What are best friends? Best friends are those persons with whom you can share anything and they will not judge you, put you down, but who will also kick your butt and tell you like it is, not sugar coating things Just to make you feel good. They are the most loyal and straight up people out there. The things best friends share are priceless. There are secrets you each hold about one another, stories of things you have been through together, times of trials and of victory. Best friends, Real best friends are among the greatest of all gifts. These are people you will drink from the same Coke with, eat the same burger with. Wear each others clothes, shoes, shoot, even share a toothbrush if you have to. 


Let me ask you guys, how many of your best closest friends have you been nude with? What was the situation? How did it go? Did either of you feel awkward during or after? Did it change anything between you?

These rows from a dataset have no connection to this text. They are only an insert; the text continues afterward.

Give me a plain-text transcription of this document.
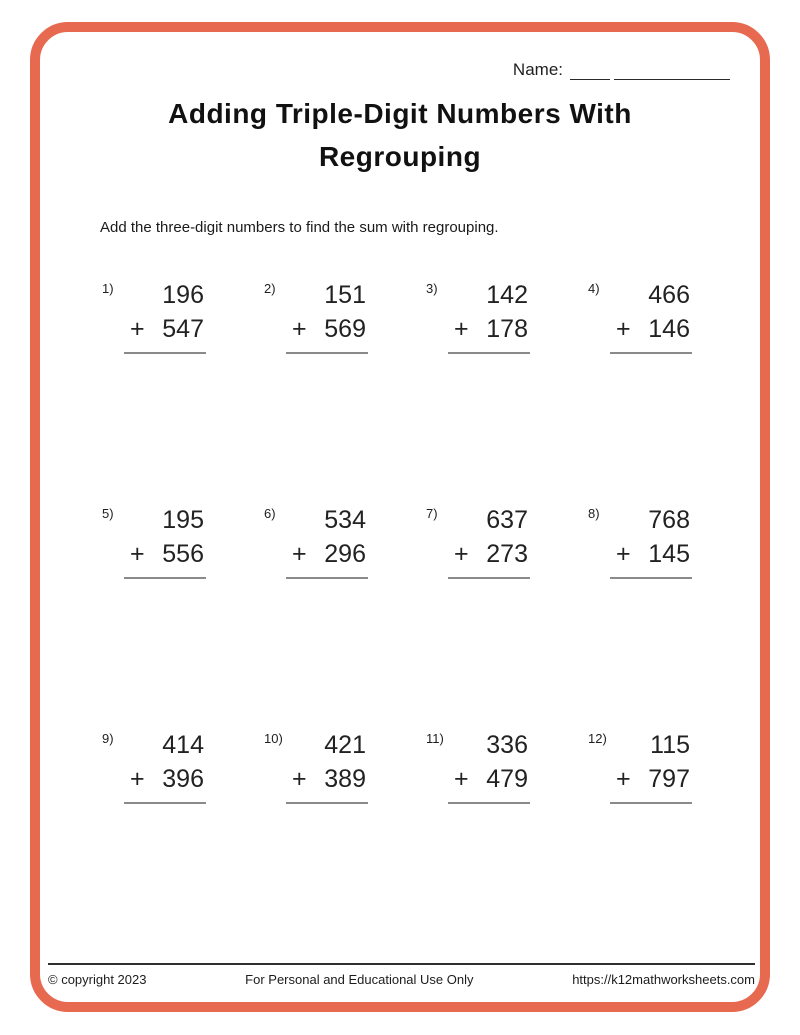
Name:
Adding Triple-Digit Numbers With
Regrouping
Add the three-digit numbers to find the sum with regrouping.
1)	196
+ 547
2)	151
+ 569
3)	142
+ 178
4)	466
+ 146
5)	195
+ 556
6)	534
+ 296
7)	637
+ 273
8)	768
+ 145
9)	414
+ 396
10)	421
+ 389
11)	336
+ 479
12)	115
+ 797
© copyright 2023	For Personal and Educational Use Only	https://k12mathworksheets.com
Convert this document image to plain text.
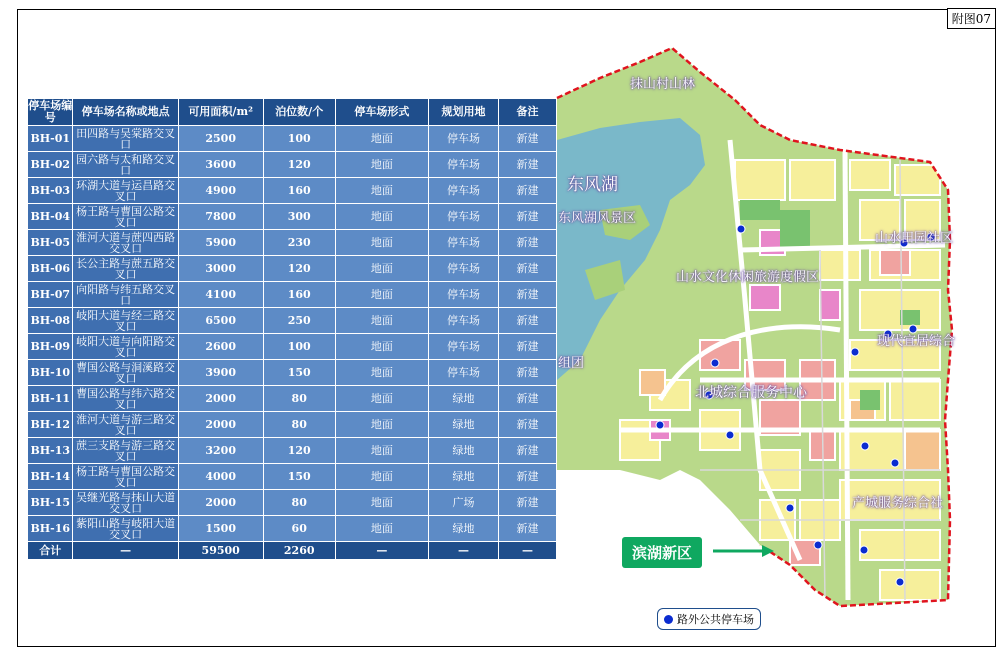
附图07
抹山村山林
东风湖
东风湖风景区
山水田园社区
山水文化休闲旅游度假区
现代宜居综合
组团
北城综合服务中心
产城服务综合社
滨湖新区
路外公共停车场
停车场编号	停车场名称或地点	可用面积/m²	泊位数/个	停车场形式	规划用地	备注
BH-01	田四路与吴棠路交叉口	2500	100	地面	停车场	新建
BH-02	园六路与太和路交叉口	3600	120	地面	停车场	新建
BH-03	环湖大道与运昌路交叉口	4900	160	地面	停车场	新建
BH-04	杨王路与曹国公路交叉口	7800	300	地面	停车场	新建
BH-05	淮河大道与蔗四西路交叉口	5900	230	地面	停车场	新建
BH-06	长公主路与蔗五路交叉口	3000	120	地面	停车场	新建
BH-07	向阳路与纬五路交叉口	4100	160	地面	停车场	新建
BH-08	岐阳大道与经三路交叉口	6500	250	地面	停车场	新建
BH-09	岐阳大道与向阳路交叉口	2600	100	地面	停车场	新建
BH-10	曹国公路与洞溪路交叉口	3900	150	地面	停车场	新建
BH-11	曹国公路与纬六路交叉口	2000	80	地面	绿地	新建
BH-12	淮河大道与游三路交叉口	2000	80	地面	绿地	新建
BH-13	蔗三支路与游三路交叉口	3200	120	地面	绿地	新建
BH-14	杨王路与曹国公路交叉口	4000	150	地面	绿地	新建
BH-15	吴继光路与抹山大道交叉口	2000	80	地面	广场	新建
BH-16	紫阳山路与岐阳大道交叉口	1500	60	地面	绿地	新建
合计	—	59500	2260	—	—	—
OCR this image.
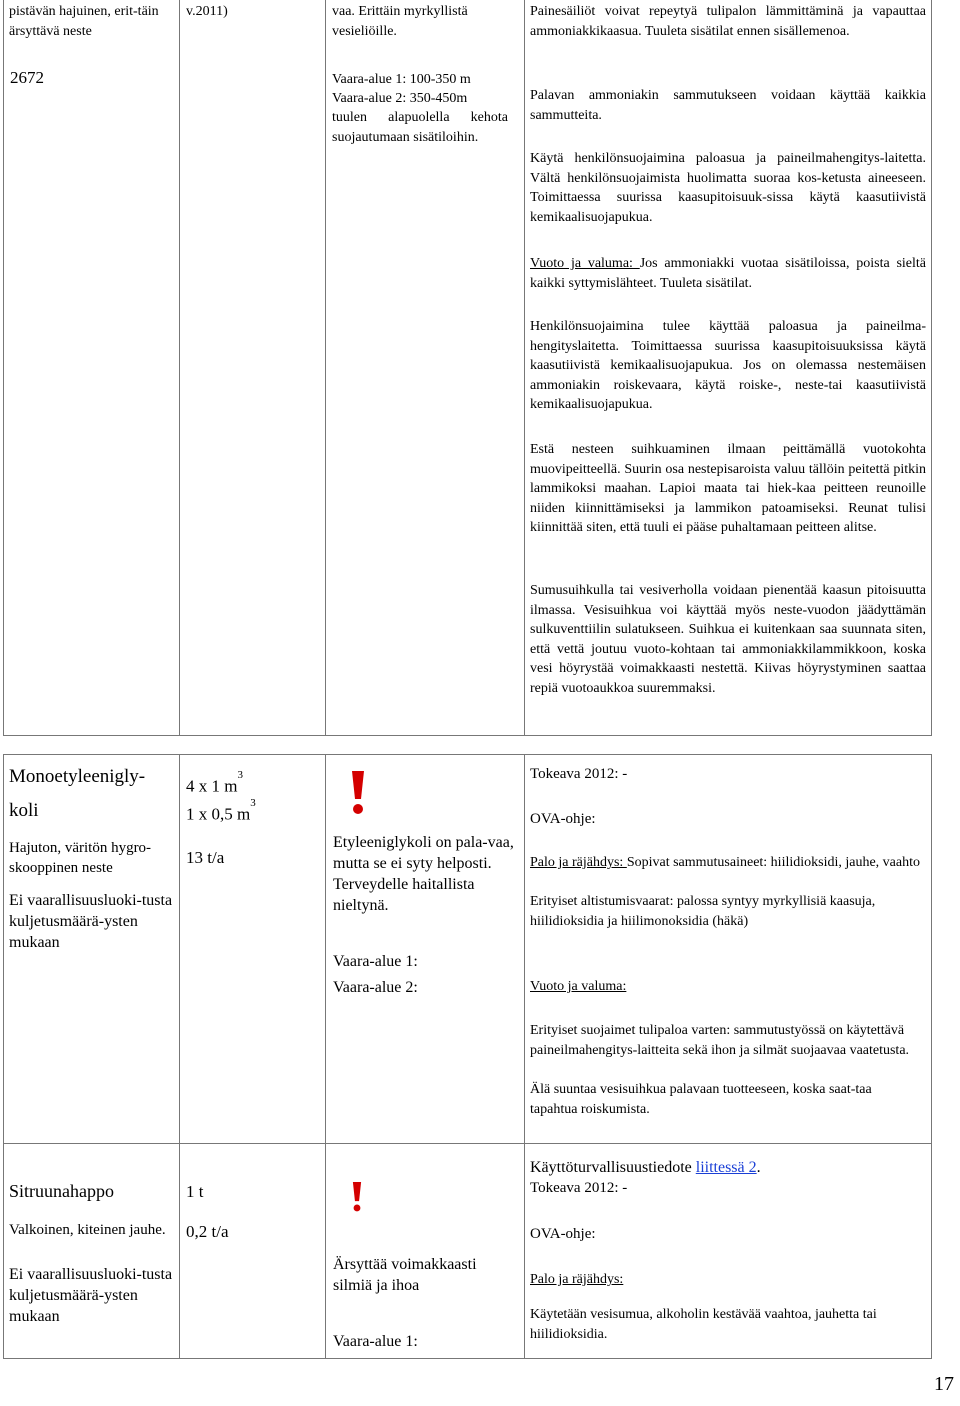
pistävän hajuinen, erit-täin ärsyttävä neste

2672

v.2011)	vaa. Erittäin myrkyllistä vesieliöille.

Vaara-alue 1: 100-350 m

Vaara-alue 2: 350-450m

tuulen alapuolella kehota suojautumaan sisätiloihin.

Painesäiliöt voivat repeytyä tulipalon lämmittäminä ja vapauttaa ammoniakkikaasua. Tuuleta sisätilat ennen sisällemenoa.

Palavan ammoniakin sammutukseen voidaan käyttää kaikkia sammutteita.

Käytä henkilönsuojaimina paloasua ja paineilmahengitys-laitetta. Vältä henkilönsuojaimista huolimatta suoraa kos-ketusta aineeseen. Toimittaessa suurissa kaasupitoisuuk-sissa käytä kaasutiivistä kemikaalisuojapukua.

Vuoto ja valuma: Jos ammoniakki vuotaa sisätiloissa, poista sieltä kaikki syttymislähteet. Tuuleta sisätilat.

Henkilönsuojaimina tulee käyttää paloasua ja paineilma-hengityslaitetta. Toimittaessa suurissa kaasupitoisuuksissa käytä kaasutiivistä kemikaalisuojapukua. Jos on olemassa nestemäisen ammoniakin roiskevaara, käytä roiske-, neste-tai kaasutiivistä kemikaalisuojapukua.

Estä nesteen suihkuaminen ilmaan peittämällä vuotokohta muovipeitteellä. Suurin osa nestepisaroista valuu tällöin peitettä pitkin lammikoksi maahan. Lapioi maata tai hiek-kaa peitteen reunoille niiden kiinnittämiseksi ja lammikon patoamiseksi. Reunat tulisi kiinnittää siten, että tuuli ei pääse puhaltamaan peitteen alitse.

Sumusuihkulla tai vesiverholla voidaan pienentää kaasun pitoisuutta ilmassa. Vesisuihkua voi käyttää myös neste-vuodon jäädyttämän sulkuventtiilin sulatukseen. Suihkua ei kuitenkaan saa suunnata siten, että vettä joutuu vuoto-kohtaan tai ammoniakkilammikkoon, koska vesi höyrystää voimakkaasti nestettä. Kiivas höyrystyminen saattaa repiä vuotoaukkoa suuremmaksi.

Monoetyleenigly-

koli

Hajuton, väritön hygro-skooppinen neste

Ei vaarallisuusluoki-tusta kuljetusmäärä-ysten mukaan

4 x 1 $m^3$

1 x 0,5 $m^3$

13 t/a

Etyleeniglykoli on pala-vaa, mutta se ei syty helposti. Terveydelle haitallista nieltynä.

Vaara-alue 1:

Vaara-alue 2:

Tokeava 2012: -

OVA-ohje:

Palo ja räjähdys: Sopivat sammutusaineet: hiilidioksidi, jauhe, vaahto

Erityiset altistumisvaarat: palossa syntyy myrkyllisiä kaasuja, hiilidioksidia ja hiilimonoksidia (häkä)

Vuoto ja valuma:

Erityiset suojaimet tulipaloa varten: sammutustyössä on käytettävä paineilmahengitys-laitteita sekä ihon ja silmät suojaavaa vaatetusta.

Älä suuntaa vesisuihkua palavaan tuotteeseen, koska saat-taa tapahtua roiskumista.

Käyttöturvallisuustiedote liittessä 2.

Sitruunahappo

Valkoinen, kiteinen jauhe.

Ei vaarallisuusluoki-tusta kuljetusmäärä-ysten mukaan

1 t

0,2 t/a

Ärsyttää voimakkaasti silmiä ja ihoa

Vaara-alue 1:

Tokeava 2012: -

OVA-ohje:

Palo ja räjähdys:

Käytetään vesisumua, alkoholin kestävää vaahtoa, jauhetta tai hiilidioksidia.

17
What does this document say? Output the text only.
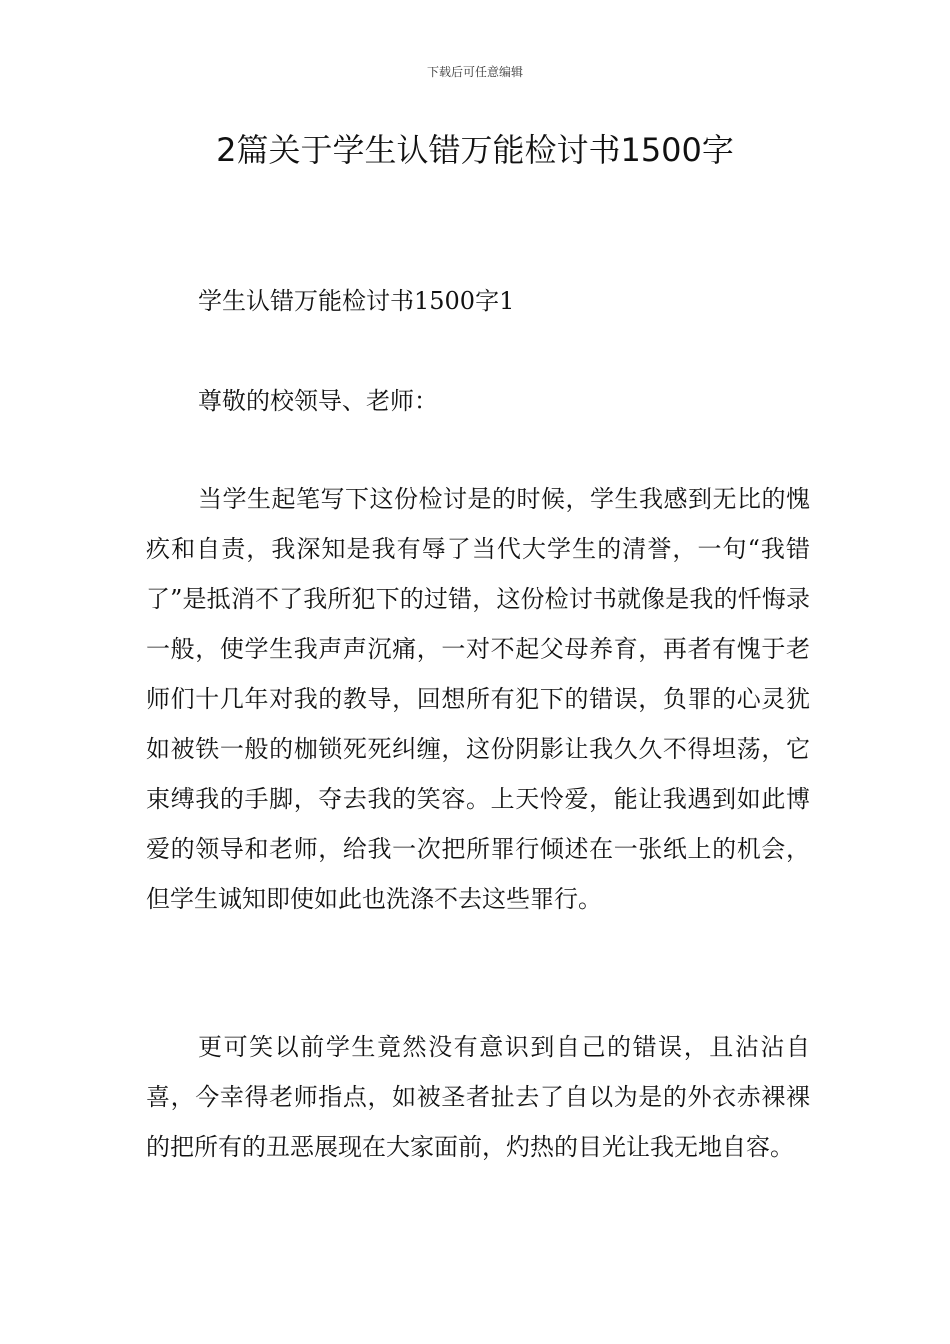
下载后可任意编辑
2篇关于学生认错万能检讨书1500字
学生认错万能检讨书1500字1
尊敬的校领导、老师：

当学生起笔写下这份检讨是的时候，学生我感到无比的愧疚和自责，我深知是我有辱了当代大学生的清誉，一句“我错了”是抵消不了我所犯下的过错，这份检讨书就像是我的忏悔录一般，使学生我声声沉痛，一对不起父母养育，再者有愧于老师们十几年对我的教导，回想所有犯下的错误，负罪的心灵犹如被铁一般的枷锁死死纠缠，这份阴影让我久久不得坦荡，它束缚我的手脚，夺去我的笑容。上天怜爱，能让我遇到如此博爱的领导和老师，给我一次把所罪行倾述在一张纸上的机会，但学生诚知即使如此也洗涤不去这些罪行。

更可笑以前学生竟然没有意识到自己的错误，且沾沾自喜，今幸得老师指点，如被圣者扯去了自以为是的外衣赤裸裸的把所有的丑恶展现在大家面前，灼热的目光让我无地自容。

I think these are all valid questions and honestly, I would Love to hear your stories and experiences. Now, to MY best friends, and there are some of both genders, To those who have not had this experience with me yet, fair warning, it's coming! Next time we see each other, if there's a way, it's gonna happen, and I hope you'll join me. Even if it's just once. There is something intimate about becoming vulnerable that deepens friendships and relationships. Yes it is just skin and yes there is nothing magical or sexual about it, but for some strange reason in the society we have had to grow up in, maybe being taboo, it does make for a special bond. 

So, the next time you are with your buddy, or your gal pal and you're shopping, trying on outfits, or cleaning up after playing football, don't stress about keeping your bits all under wraps. Let em loose! It really is no big deal. After all, a real friend should accept you for you, and that includes all of you, right?? 

I wanted to share these two links because I think they are pretty great. One is of a couple women who are best friends and shows them being naked together for the very first time. The other is a couple of guys doing the same. The reactions are priceless.  I really hope that after seeing these video clips of real people in real situations, your mind will be eased and maybe that door will be opened. There is nothing better than deepening a legit friendship. And besides, you never know, you may end up with a new nudist buddy on your hands! How cool would that be!!




To wrap this up, whether you can bring this topic up in person, in an email, txt or a chat message, have that conversation. Don't be afraid to talk about anything. These are your BEST friends, and best friends can literally talk about everything!  Be well this week, take care of yourself and others and enjoy some time naked!! You'll feel much better for it!